Contraindications and Other Considerations to Withhold Therapeutic Anticoagulant Therapy in Patients With Cancer and Venous Thromboembolism (VTE)*
- Active major, serious, or potentially life-threatening bleeding not reversible with medical or surgical intervention, including but not limited to any active bleeding in a critical site (i.e., intracranial, pericardial, retroperitoneal, intraocular, intra-articular, intraspinal)
- Severe, uncontrolled malignant hypertension
- Severe, uncompensated coagulopathy (e.g., liver failure)
- Severe platelet dysfunction or inherited bleeding disorder
- Persistent, severe thrombocytopenia (<20,000/µL)
- Surgery or invasive procedure, including but not limited to lumbar puncture, spinal anesthesia, and epidural catheter placement
- Intracranial or spinal lesion at high risk for bleeding
- Active peptic or other gastrointestinal (GI) ulceration at high risk of bleeding
- Active but non–life-threatening bleeding (e.g., trace hematuria)
- Intracranial or central nervous system (CNS) bleeding within past 4 weeks
- Major surgery or serious bleeding within past 2 weeks
- Persistent thrombocytopenia (<50,000/µL)
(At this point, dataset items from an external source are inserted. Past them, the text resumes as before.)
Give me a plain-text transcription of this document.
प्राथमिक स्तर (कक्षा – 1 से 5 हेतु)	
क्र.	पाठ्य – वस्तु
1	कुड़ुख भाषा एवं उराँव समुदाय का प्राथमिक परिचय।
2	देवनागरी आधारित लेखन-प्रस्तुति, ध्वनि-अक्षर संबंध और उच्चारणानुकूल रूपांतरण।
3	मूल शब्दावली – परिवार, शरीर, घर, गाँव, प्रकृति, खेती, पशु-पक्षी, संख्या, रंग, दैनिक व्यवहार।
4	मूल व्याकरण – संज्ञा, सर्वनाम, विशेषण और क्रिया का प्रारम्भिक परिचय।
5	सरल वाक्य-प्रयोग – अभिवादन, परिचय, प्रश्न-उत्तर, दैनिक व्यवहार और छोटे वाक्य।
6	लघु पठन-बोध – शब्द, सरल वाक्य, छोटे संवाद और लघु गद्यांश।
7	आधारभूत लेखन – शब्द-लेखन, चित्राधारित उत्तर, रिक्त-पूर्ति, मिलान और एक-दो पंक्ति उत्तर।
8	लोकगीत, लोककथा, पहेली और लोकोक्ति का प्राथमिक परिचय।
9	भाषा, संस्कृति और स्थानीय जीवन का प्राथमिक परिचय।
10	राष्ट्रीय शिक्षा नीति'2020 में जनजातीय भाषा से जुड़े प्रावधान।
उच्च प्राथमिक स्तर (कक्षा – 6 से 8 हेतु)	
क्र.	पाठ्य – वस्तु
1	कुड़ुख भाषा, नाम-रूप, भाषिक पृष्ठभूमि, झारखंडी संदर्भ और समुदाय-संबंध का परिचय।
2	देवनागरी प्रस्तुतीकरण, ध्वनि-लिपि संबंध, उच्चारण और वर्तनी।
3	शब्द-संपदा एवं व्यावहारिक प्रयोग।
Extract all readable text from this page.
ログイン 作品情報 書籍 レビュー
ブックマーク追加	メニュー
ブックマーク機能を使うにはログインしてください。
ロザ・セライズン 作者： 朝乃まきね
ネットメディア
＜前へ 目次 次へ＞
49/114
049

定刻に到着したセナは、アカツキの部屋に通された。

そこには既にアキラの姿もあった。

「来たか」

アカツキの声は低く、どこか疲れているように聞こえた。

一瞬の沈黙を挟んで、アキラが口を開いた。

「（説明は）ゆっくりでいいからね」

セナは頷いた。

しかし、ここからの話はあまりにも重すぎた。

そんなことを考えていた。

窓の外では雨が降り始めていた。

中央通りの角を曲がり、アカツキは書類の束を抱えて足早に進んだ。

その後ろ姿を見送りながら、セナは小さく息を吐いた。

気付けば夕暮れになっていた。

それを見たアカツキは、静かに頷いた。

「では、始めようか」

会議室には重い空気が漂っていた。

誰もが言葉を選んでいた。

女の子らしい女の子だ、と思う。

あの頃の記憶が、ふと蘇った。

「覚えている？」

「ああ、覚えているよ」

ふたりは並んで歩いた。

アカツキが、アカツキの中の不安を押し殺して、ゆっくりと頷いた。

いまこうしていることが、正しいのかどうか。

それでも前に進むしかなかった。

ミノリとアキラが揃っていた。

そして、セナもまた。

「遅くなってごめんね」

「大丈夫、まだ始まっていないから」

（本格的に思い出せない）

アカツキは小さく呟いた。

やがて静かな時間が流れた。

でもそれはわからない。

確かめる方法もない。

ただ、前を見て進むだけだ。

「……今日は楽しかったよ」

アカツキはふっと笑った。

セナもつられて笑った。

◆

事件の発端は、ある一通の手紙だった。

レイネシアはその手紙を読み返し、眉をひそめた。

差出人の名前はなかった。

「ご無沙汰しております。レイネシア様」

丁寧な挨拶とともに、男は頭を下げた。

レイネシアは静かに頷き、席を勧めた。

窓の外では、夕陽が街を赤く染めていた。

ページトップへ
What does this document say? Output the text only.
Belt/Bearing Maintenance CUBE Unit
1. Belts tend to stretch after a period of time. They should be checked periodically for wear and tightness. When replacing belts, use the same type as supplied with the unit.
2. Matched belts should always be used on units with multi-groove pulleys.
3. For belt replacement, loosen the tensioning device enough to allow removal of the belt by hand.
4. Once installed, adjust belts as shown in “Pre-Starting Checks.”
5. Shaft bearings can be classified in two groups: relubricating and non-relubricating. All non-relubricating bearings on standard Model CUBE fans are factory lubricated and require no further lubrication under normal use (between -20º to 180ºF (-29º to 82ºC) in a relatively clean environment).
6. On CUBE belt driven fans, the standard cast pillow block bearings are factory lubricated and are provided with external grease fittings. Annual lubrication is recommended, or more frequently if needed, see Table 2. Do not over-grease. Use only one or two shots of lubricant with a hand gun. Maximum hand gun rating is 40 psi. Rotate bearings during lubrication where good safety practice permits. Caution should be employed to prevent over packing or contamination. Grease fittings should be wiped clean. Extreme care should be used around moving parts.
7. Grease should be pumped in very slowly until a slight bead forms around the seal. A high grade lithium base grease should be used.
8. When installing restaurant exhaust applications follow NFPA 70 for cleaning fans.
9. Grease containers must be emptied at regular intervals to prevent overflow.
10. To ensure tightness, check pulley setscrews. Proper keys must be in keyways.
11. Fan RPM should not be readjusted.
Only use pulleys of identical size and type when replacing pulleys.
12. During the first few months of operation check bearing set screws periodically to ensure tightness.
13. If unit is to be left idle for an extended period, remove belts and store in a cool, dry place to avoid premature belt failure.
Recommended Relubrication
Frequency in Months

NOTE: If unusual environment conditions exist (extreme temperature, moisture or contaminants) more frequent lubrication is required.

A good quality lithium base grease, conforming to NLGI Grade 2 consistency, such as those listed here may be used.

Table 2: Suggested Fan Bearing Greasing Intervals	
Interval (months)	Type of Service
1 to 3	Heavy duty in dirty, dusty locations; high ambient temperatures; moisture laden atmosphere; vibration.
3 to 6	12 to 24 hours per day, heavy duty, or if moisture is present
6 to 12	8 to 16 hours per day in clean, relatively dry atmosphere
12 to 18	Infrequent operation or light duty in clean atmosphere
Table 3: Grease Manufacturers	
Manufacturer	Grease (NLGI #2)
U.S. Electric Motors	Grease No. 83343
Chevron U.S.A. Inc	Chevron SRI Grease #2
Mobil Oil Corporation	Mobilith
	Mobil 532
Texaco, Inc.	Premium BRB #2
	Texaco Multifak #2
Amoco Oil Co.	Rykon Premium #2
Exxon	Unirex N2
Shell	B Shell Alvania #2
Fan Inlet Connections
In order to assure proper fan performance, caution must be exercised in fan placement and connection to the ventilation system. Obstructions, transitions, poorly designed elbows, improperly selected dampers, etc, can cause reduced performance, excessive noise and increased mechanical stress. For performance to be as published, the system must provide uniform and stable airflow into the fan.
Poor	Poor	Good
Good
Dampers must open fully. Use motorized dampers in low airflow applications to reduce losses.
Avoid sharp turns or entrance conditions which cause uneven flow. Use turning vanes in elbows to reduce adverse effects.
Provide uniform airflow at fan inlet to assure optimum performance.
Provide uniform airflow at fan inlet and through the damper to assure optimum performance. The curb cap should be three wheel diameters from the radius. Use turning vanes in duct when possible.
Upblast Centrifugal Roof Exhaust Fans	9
Patients for Whom Anticoagulation is of Uncertain Benefit
- Patient receiving end-of-life/hospice care
- Very limited life expectancy with no palliative or symptom reduction benefit
- Asymptomatic thrombosis with concomitant high risk of serious bleeding
Patient Characteristics and Values
- Preference or refusal
- Nonadherence to dosing schedule, follow-up or monitoring
*These criteria are specific for therapeutic doses of anticoagulation and should not be applied to prophylactic doses of anticoagulation.
†Absolute contraindications are situations in which anticoagulation should not be administered because the risk of harm associated with bleeding is likely to exceed the potential benefit from anticoagulation.
‡Relative contraindications are situations in which anticoagulation may be administered if the risk of recurrent or progressive thrombosis is estimated to exceed the risk of bleeding.